The Presbytery of Philadelphia has submitted an overture (“ On Pursuing a Creative Course of Action”) to the 220th Presbyterian General Assembly calling for “active investment in projects that will support collaboration among Christian, Jews, and Muslims and help in the development of a viable infrastructure for a future Palestinian state”. The overture calls on the GA to reject divestment and other initiatives of the BDS movement.
The rationale to the overture points out that “the long-term-success and effectiveness of any response to the Israeli-Palestinian conflict will require the active participation of both Israelis and Palestinians, including Jews, Muslims, and Christians in the region, the United States, and around the world”. It also calls for “rejecting the targeting of companies who are used as a proxy for Israel, and who would be required to implement policies that are illegal under American law”.

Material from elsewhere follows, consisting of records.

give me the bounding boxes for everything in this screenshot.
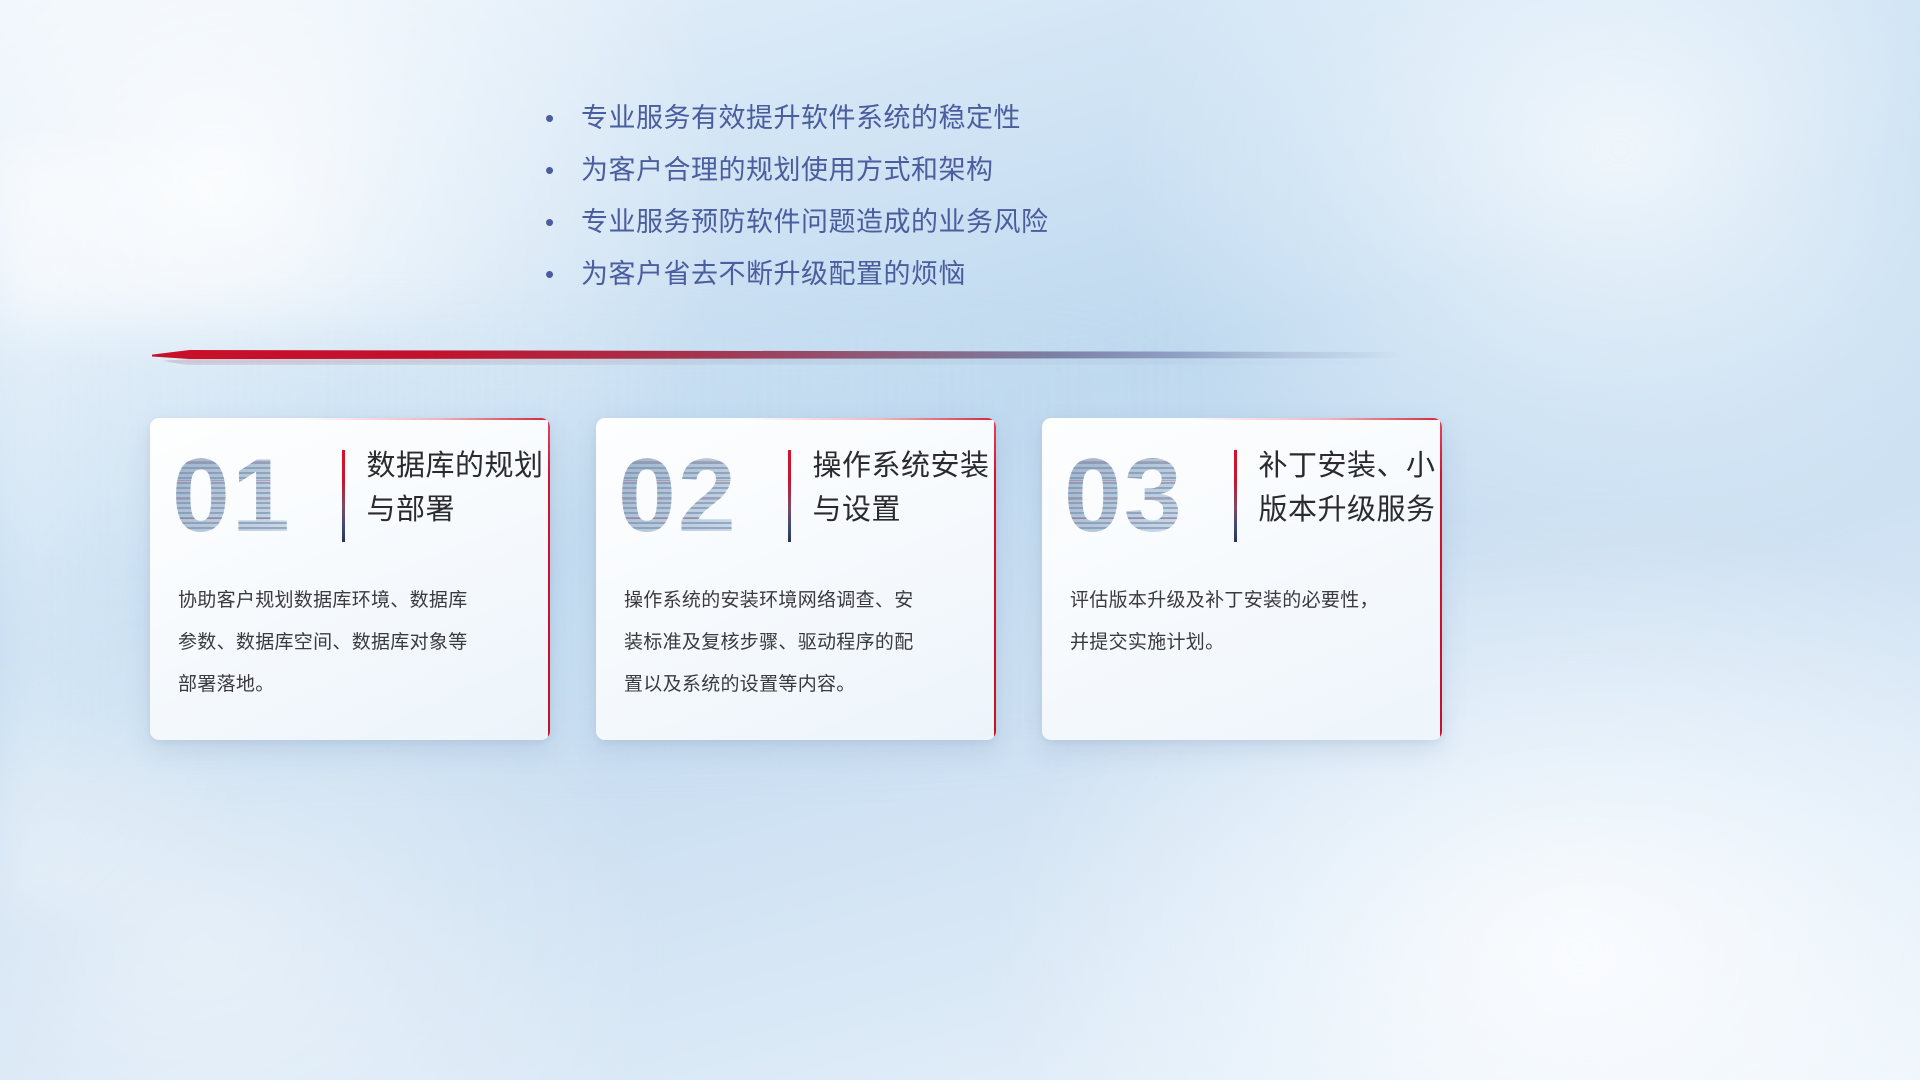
card-body-text: 评估版本升级及补丁安装的必要性， 并提交实施计划。 — [1070, 580, 1414, 664]
card-title-accent-bar — [1234, 450, 1237, 542]
service-card[interactable]: 02 02 操作系统安装 与设置 操作系统的安装环境网络调查、安 装标准及复核步… — [596, 418, 996, 740]
card-number-watermark: 02 — [618, 442, 768, 550]
card-body-text: 操作系统的安装环境网络调查、安 装标准及复核步骤、驱动程序的配 置以及系统的设置… — [624, 580, 968, 706]
divider-line — [152, 350, 1400, 359]
service-card-header: 02 02 操作系统安装 与设置 — [596, 418, 996, 568]
bullet-text: 为客户省去不断升级配置的烦恼 — [581, 248, 966, 300]
card-title-group: 操作系统安装 与设置 — [788, 444, 990, 542]
bullet-text: 专业服务有效提升软件系统的稳定性 — [581, 92, 1021, 144]
card-number-watermark: 01 — [172, 442, 322, 550]
card-number-watermark: 03 — [1064, 442, 1214, 550]
divider-shadow — [162, 358, 1398, 365]
card-title: 补丁安装、小 版本升级服务 — [1259, 444, 1436, 532]
card-title: 操作系统安装 与设置 — [813, 444, 990, 532]
bullet-item: • 为客户合理的规划使用方式和架构 — [545, 144, 1305, 196]
card-title: 数据库的规划 与部署 — [367, 444, 544, 532]
card-number-watermark-tint: 02 — [618, 442, 768, 550]
benefit-bullet-list: • 专业服务有效提升软件系统的稳定性 • 为客户合理的规划使用方式和架构 • 专… — [545, 92, 1305, 300]
card-title-group: 数据库的规划 与部署 — [342, 444, 544, 542]
service-card-header: 03 03 补丁安装、小 版本升级服务 — [1042, 418, 1442, 568]
card-title-accent-bar — [788, 450, 791, 542]
section-divider — [152, 348, 1400, 366]
bullet-dot-icon: • — [545, 92, 581, 144]
bullet-item: • 专业服务有效提升软件系统的稳定性 — [545, 92, 1305, 144]
card-title-group: 补丁安装、小 版本升级服务 — [1234, 444, 1436, 542]
card-number-watermark-tint: 03 — [1064, 442, 1214, 550]
bullet-dot-icon: • — [545, 196, 581, 248]
bullet-text: 专业服务预防软件问题造成的业务风险 — [581, 196, 1049, 248]
bullet-item: • 专业服务预防软件问题造成的业务风险 — [545, 196, 1305, 248]
bullet-dot-icon: • — [545, 248, 581, 300]
bullet-text: 为客户合理的规划使用方式和架构 — [581, 144, 994, 196]
card-title-accent-bar — [342, 450, 345, 542]
service-card[interactable]: 01 01 数据库的规划 与部署 协助客户规划数据库环境、数据库 参数、数据库空… — [150, 418, 550, 740]
service-card-header: 01 01 数据库的规划 与部署 — [150, 418, 550, 568]
card-body-text: 协助客户规划数据库环境、数据库 参数、数据库空间、数据库对象等 部署落地。 — [178, 580, 522, 706]
bullet-dot-icon: • — [545, 144, 581, 196]
card-number-watermark-tint: 01 — [172, 442, 322, 550]
service-card[interactable]: 03 03 补丁安装、小 版本升级服务 评估版本升级及补丁安装的必要性， 并提交… — [1042, 418, 1442, 740]
bullet-item: • 为客户省去不断升级配置的烦恼 — [545, 248, 1305, 300]
service-card-row: 01 01 数据库的规划 与部署 协助客户规划数据库环境、数据库 参数、数据库空… — [150, 418, 1770, 744]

This overture joins overtures from the Presbytery of New Covenant (“On Ethical Investment and Divestment”) and the Presbytery of National Capital (“On Rejecting the Use of Boycott, Divestment, and Sanction”) calling for rejection of the MRTI proposal to divest from 3 companies (Caterpillar, Hewlett Packard, and Motorola Solutions) doing business in Israel. PFMEP strongly concurs with all three of these overtures, and also commends the Presbytery of Chicago for rejecting, by an overwhelming margin, an overture endorsing the MRTI divestment proposal.
The United Methodist Church’s 2012 General Conference, held this month in Tampa, Florida, rejected a proposal to divest from three U.S. companies doing business with Israel (Caterpillar, Hewlett Packard, and Motorola Solutions). Divestment was rejected by a more than 2 to 1 vote of the plenary. The Conference instead urged advancement of “serious peacemaking strategies in Israel and Palestine including positive economic and financial investment in Palestine”.
The divestment proposal put before the UMC General Conference was similar to a proposal for divestment in the same three companies that will be up for consideration at the 220th Presbyterian General Assembly this summer in Pittsburgh. Advocates of the BDS (Boycott, Divest, Sanction) movement are promoting divestment in an apparently collaborative campaign.
The UMC General Conference also struck language that would have affirmed the controversial Kairos Palestine document, opting instead for language that acknowledges the need to hear diverse voices. In a separate action, the Conference recognized the legitimate security concerns of the people of Israel with a statement that “Since its creation, Israel has faced armed resistance that refuses to acknowledge Israel's right to exist”.
The UMC statement regarding the threats faced by the people of Israel is particularly significant. Israel-targeted divestment proposals almost universally avoid discussion or recognition of Israel’s legitimate security concerns, the existence of armed groups actively pursuing Israel’s destruction, and the ongoing efforts of extremist Palestinian groups to attack and kill Israeli civilians. The Palestinian group Hamas, which seized control of the Gaza Strip in 2007 following Israel’s unilateral withdrawal from Gaza in 2005, and Hezbollah, operating in Southern Lebanon, are the two most prominent opponents calling for Israel’s destruction and both are provided with weapons by Iran. The leaders of Iran, in turn, speak openly of “wiping Israel off the face of the Earth”.
Our group, Presbyterians for Middle East Peace, strongly endorses the PC(USA)’s support for a two-state solution in Israel/Palestine that recognizes the rights, aspirations, and obligations of both Palestinians and Israelis. We oppose initiatives, such as divestment, that refuse to acknowledge the proven and legitimate security concerns of the people of Israel, and instead place demands on Israel without regard to the realities of violent groups committed to the destruction of the Jewish state. We strongly endorse Palestinian efforts aimed at discouraging violence, establishing the rule of law, embracing peaceful coexistence with neighbors, and building a liberal democracy for the Palestinian people. The success of such efforts is essential for peace to be realized and a Palestinian state to be established and recognized.